Acting U.S. Attorney Rachael A. Honig says 33-year-old Emmanuel A. Barrientos-Fermin of Tenafly pleaded guilty before a U.S. district court judge to an indictment charging him with one count each of conspiracy to commit wire fraud, access device fraud, and aggravated identity theft.
According to court documents:
Barrientos-Fermin admitted that from January 2020 through February 2020, he and others conspired to use stolen personal identifying information (PII) to submit fraudulent tax returns in victims’ names to obtain tax refunds without the victims’ knowledge or consent. A conspirator (CC-1) obtained falsified Social Security cards, driver’s licenses, birth certificates and W-2 forms bearing the victims’ stolen PII. The conspirator provided the documents to Barrientos-Fermin and others, who would use fraudulently obtained PII to file tax returns at various tax preparation company branches, posing as the victims.
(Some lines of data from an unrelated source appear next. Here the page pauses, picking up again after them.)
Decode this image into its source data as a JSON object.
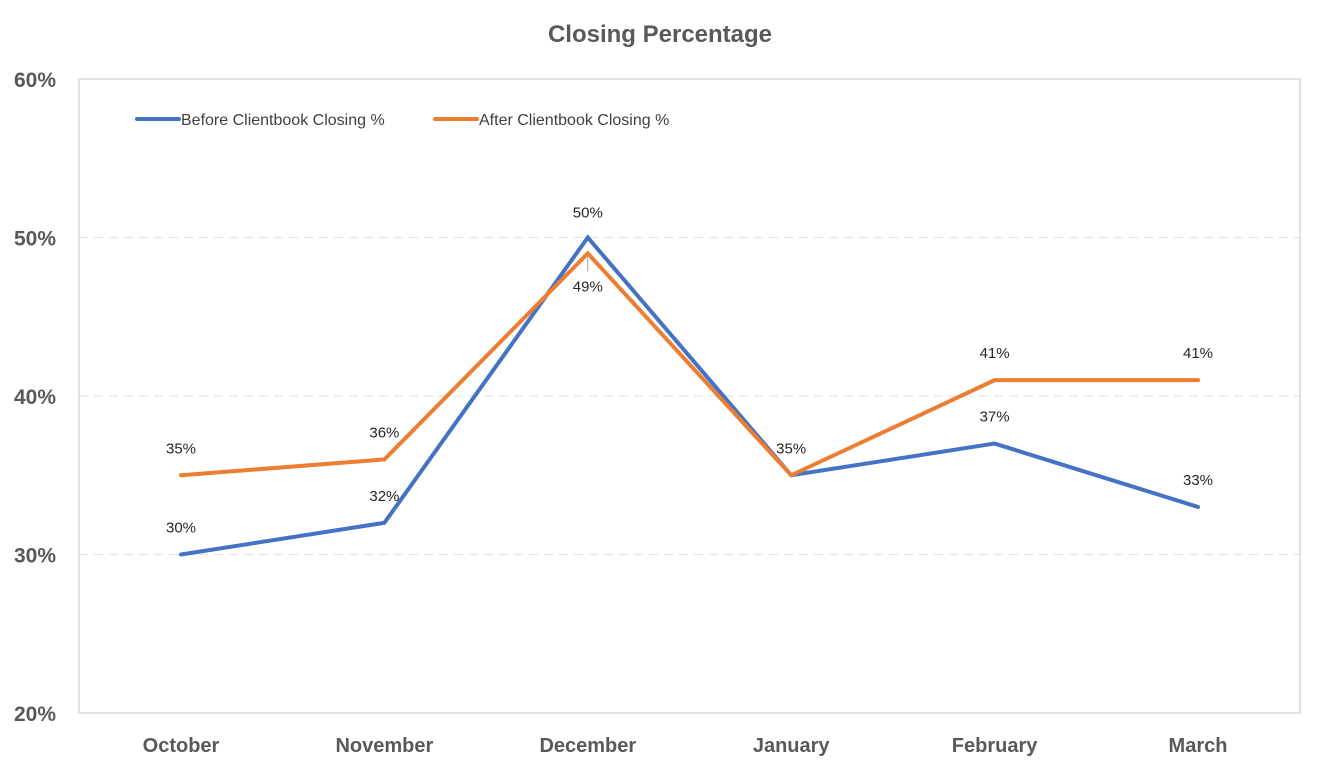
{
  "chart_data": {
    "type": "line",
    "title": "Closing Percentage",
    "categories": [
      "October",
      "November",
      "December",
      "January",
      "February",
      "March"
    ],
    "series": [
      {
        "name": "Before Clientbook Closing %",
        "color": "#4472C4",
        "values": [
          30,
          32,
          50,
          35,
          37,
          33
        ],
        "labels": [
          "30%",
          "32%",
          "50%",
          "35%",
          "37%",
          "33%"
        ]
      },
      {
        "name": "After Clientbook Closing %",
        "color": "#ED7D31",
        "values": [
          35,
          36,
          49,
          35,
          41,
          41
        ],
        "labels": [
          "35%",
          "36%",
          "49%",
          "35%",
          "41%",
          "41%"
        ]
      }
    ],
    "ylim": [
      20,
      60
    ],
    "yticks": [
      20,
      30,
      40,
      50,
      60
    ],
    "ytick_labels": [
      "20%",
      "30%",
      "40%",
      "50%",
      "60%"
    ],
    "gridlines": true,
    "legend_position": "top-left"
  }
}
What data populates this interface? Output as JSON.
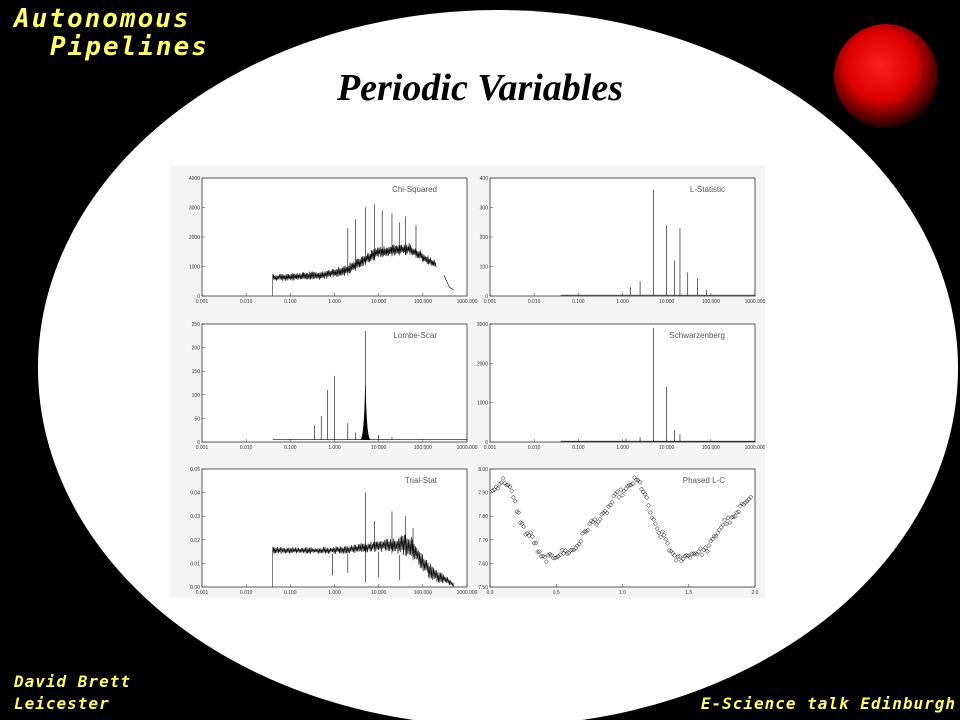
{
  "header": {
    "brand_line1": "Autonomous",
    "brand_line2": "Pipelines",
    "title": "Periodic Variables"
  },
  "footer": {
    "author": "David Brett",
    "institution": "Leicester",
    "talk": "E-Science talk Edinburgh"
  },
  "colors": {
    "background": "#000000",
    "ellipse": "#ffffff",
    "corner_text": "#ffff66",
    "orb": "#ff0000"
  },
  "icons": {
    "orb": "red-orb-icon"
  },
  "chart_data": [
    {
      "type": "line",
      "title": "Chi-Squared",
      "xscale": "log",
      "xlim": [
        0.001,
        1000.0
      ],
      "xticks": [
        "0.001",
        "0.010",
        "0.100",
        "1.000",
        "10.000",
        "100.000",
        "1000.000"
      ],
      "ylim": [
        0,
        4000
      ],
      "yticks": [
        "0",
        "1000",
        "2000",
        "3000",
        "4000"
      ],
      "band": {
        "xmin": 0.04,
        "xmax": 200,
        "y_low": [
          500,
          500,
          550,
          700,
          1300,
          1400,
          900
        ],
        "y_high": [
          750,
          780,
          850,
          1100,
          1700,
          1800,
          1200
        ],
        "x_knots": [
          0.04,
          0.1,
          0.5,
          2,
          10,
          50,
          200
        ]
      },
      "spikes": [
        {
          "x": 8,
          "y": 3100
        },
        {
          "x": 5,
          "y": 3000
        },
        {
          "x": 12,
          "y": 2900
        },
        {
          "x": 3,
          "y": 2600
        },
        {
          "x": 20,
          "y": 2800
        },
        {
          "x": 40,
          "y": 2700
        },
        {
          "x": 2,
          "y": 2300
        },
        {
          "x": 70,
          "y": 2400
        },
        {
          "x": 30,
          "y": 2500
        }
      ],
      "tail": [
        {
          "x": 300,
          "y": 700
        },
        {
          "x": 400,
          "y": 300
        },
        {
          "x": 500,
          "y": 200
        }
      ]
    },
    {
      "type": "line",
      "title": "L-Statistic",
      "xscale": "log",
      "xlim": [
        0.001,
        1000.0
      ],
      "xticks": [
        "0.001",
        "0.010",
        "0.100",
        "1.000",
        "10.000",
        "100.000",
        "1000.000"
      ],
      "ylim": [
        0,
        400
      ],
      "yticks": [
        "0",
        "100",
        "200",
        "300",
        "400"
      ],
      "spikes": [
        {
          "x": 5,
          "y": 360
        },
        {
          "x": 10,
          "y": 240
        },
        {
          "x": 2.5,
          "y": 50
        },
        {
          "x": 15,
          "y": 120
        },
        {
          "x": 20,
          "y": 230
        },
        {
          "x": 30,
          "y": 80
        },
        {
          "x": 50,
          "y": 60
        },
        {
          "x": 1.5,
          "y": 30
        },
        {
          "x": 80,
          "y": 20
        }
      ],
      "baseline": 3
    },
    {
      "type": "line",
      "title": "Lombe-Scar",
      "xscale": "log",
      "xlim": [
        0.001,
        1000.0
      ],
      "xticks": [
        "0.001",
        "0.010",
        "0.100",
        "1.000",
        "10.000",
        "100.000",
        "1000.000"
      ],
      "ylim": [
        0,
        250
      ],
      "yticks": [
        "0",
        "50",
        "100",
        "150",
        "200",
        "250"
      ],
      "spikes": [
        {
          "x": 5,
          "y": 235
        },
        {
          "x": 1,
          "y": 140
        },
        {
          "x": 0.7,
          "y": 110
        },
        {
          "x": 2,
          "y": 40
        },
        {
          "x": 0.35,
          "y": 35
        },
        {
          "x": 0.5,
          "y": 55
        },
        {
          "x": 3,
          "y": 20
        },
        {
          "x": 10,
          "y": 15
        },
        {
          "x": 20,
          "y": 10
        }
      ],
      "peak": {
        "x": 5,
        "y": 120
      },
      "baseline": 5
    },
    {
      "type": "line",
      "title": "Schwarzenberg",
      "xscale": "log",
      "xlim": [
        0.001,
        1000.0
      ],
      "xticks": [
        "0.001",
        "0.010",
        "0.100",
        "1.000",
        "10.000",
        "100.000",
        "1000.000"
      ],
      "ylim": [
        0,
        3000
      ],
      "yticks": [
        "0",
        "1000",
        "2000",
        "3000"
      ],
      "spikes": [
        {
          "x": 5,
          "y": 2900
        },
        {
          "x": 10,
          "y": 1400
        },
        {
          "x": 2.5,
          "y": 120
        },
        {
          "x": 1.2,
          "y": 80
        },
        {
          "x": 15,
          "y": 300
        },
        {
          "x": 20,
          "y": 200
        }
      ],
      "baseline": 20
    },
    {
      "type": "line",
      "title": "Trial-Stat",
      "xscale": "log",
      "xlim": [
        0.001,
        1000.0
      ],
      "xticks": [
        "0.001",
        "0.010",
        "0.100",
        "1.000",
        "10.000",
        "100.000",
        "1000.000"
      ],
      "ylim": [
        0,
        0.05
      ],
      "yticks": [
        "0.00",
        "0.01",
        "0.02",
        "0.03",
        "0.04",
        "0.05"
      ],
      "band": {
        "xmin": 0.04,
        "xmax": 500,
        "y_low": [
          0.014,
          0.014,
          0.014,
          0.014,
          0.015,
          0.013,
          0.003,
          0.0
        ],
        "y_high": [
          0.017,
          0.017,
          0.017,
          0.0175,
          0.02,
          0.023,
          0.01,
          0.002
        ],
        "x_knots": [
          0.04,
          0.1,
          0.5,
          2,
          10,
          50,
          150,
          500
        ]
      },
      "spikes": [
        {
          "x": 5,
          "y": 0.04
        },
        {
          "x": 20,
          "y": 0.032
        },
        {
          "x": 40,
          "y": 0.03
        },
        {
          "x": 8,
          "y": 0.028
        },
        {
          "x": 60,
          "y": 0.025
        }
      ],
      "dips": [
        {
          "x": 0.9,
          "y": 0.005
        },
        {
          "x": 2,
          "y": 0.006
        },
        {
          "x": 5,
          "y": 0.002
        },
        {
          "x": 10,
          "y": 0.004
        },
        {
          "x": 30,
          "y": 0.003
        }
      ]
    },
    {
      "type": "scatter",
      "title": "Phased L-C",
      "xscale": "linear",
      "xlim": [
        0,
        2.0
      ],
      "xticks": [
        "0.0",
        "0.5",
        "1.0",
        "1.5",
        "2.0"
      ],
      "ylim": [
        7.5,
        8.0
      ],
      "yticks": [
        "7.50",
        "7.60",
        "7.70",
        "7.80",
        "7.90",
        "8.00"
      ],
      "marker": "diamond",
      "curve": {
        "phase": [
          0.0,
          0.1,
          0.3,
          0.4,
          0.6,
          0.8,
          1.0
        ],
        "mag": [
          7.9,
          7.95,
          7.72,
          7.62,
          7.65,
          7.78,
          7.9
        ]
      },
      "n_points": 150,
      "scatter": 0.015
    }
  ]
}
Barrientos-Fermin admitted that he entered into an agreement in which CC-1 would pay him $200 to enter tax preparation companies posing as the victims to file tax returns in their names. Barrientos-Fermin provided CC-1 a photo of himself and CC-1, in turn, provided Barrientos-Fermin with driver’s licenses bearing Barrientos-Fermin’s photos and the victims’ PII. CC-1 also provided Barrientos-Fermin with matching Social Security cards, W-2s, and sometimes birth certificates. Barrientos-Fermin admitted going into tax preparation locations pretending to be the victims and providing the false documents to the tax preparers to prepare and file the fraudulent tax returns. After submitting each fraudulent tax return and collecting advance refund debit cards, Barrientos-Fermin provided CC-1 the debit cards in exchange for cash payments of about $200 per return.
Conspiracy to commit wire fraud carries a maximum sentence of 20 years in prison and the count of access device fraud carries a maximum sentence of 10 years. The count of aggravated identity theft carries a minimum of two years in prison which must run consecutively to any other term. All of the counts also carry a maximum fine of $250,000 or twice the gross gain or loss caused by the crime.
Sentencing is scheduled for September 15th.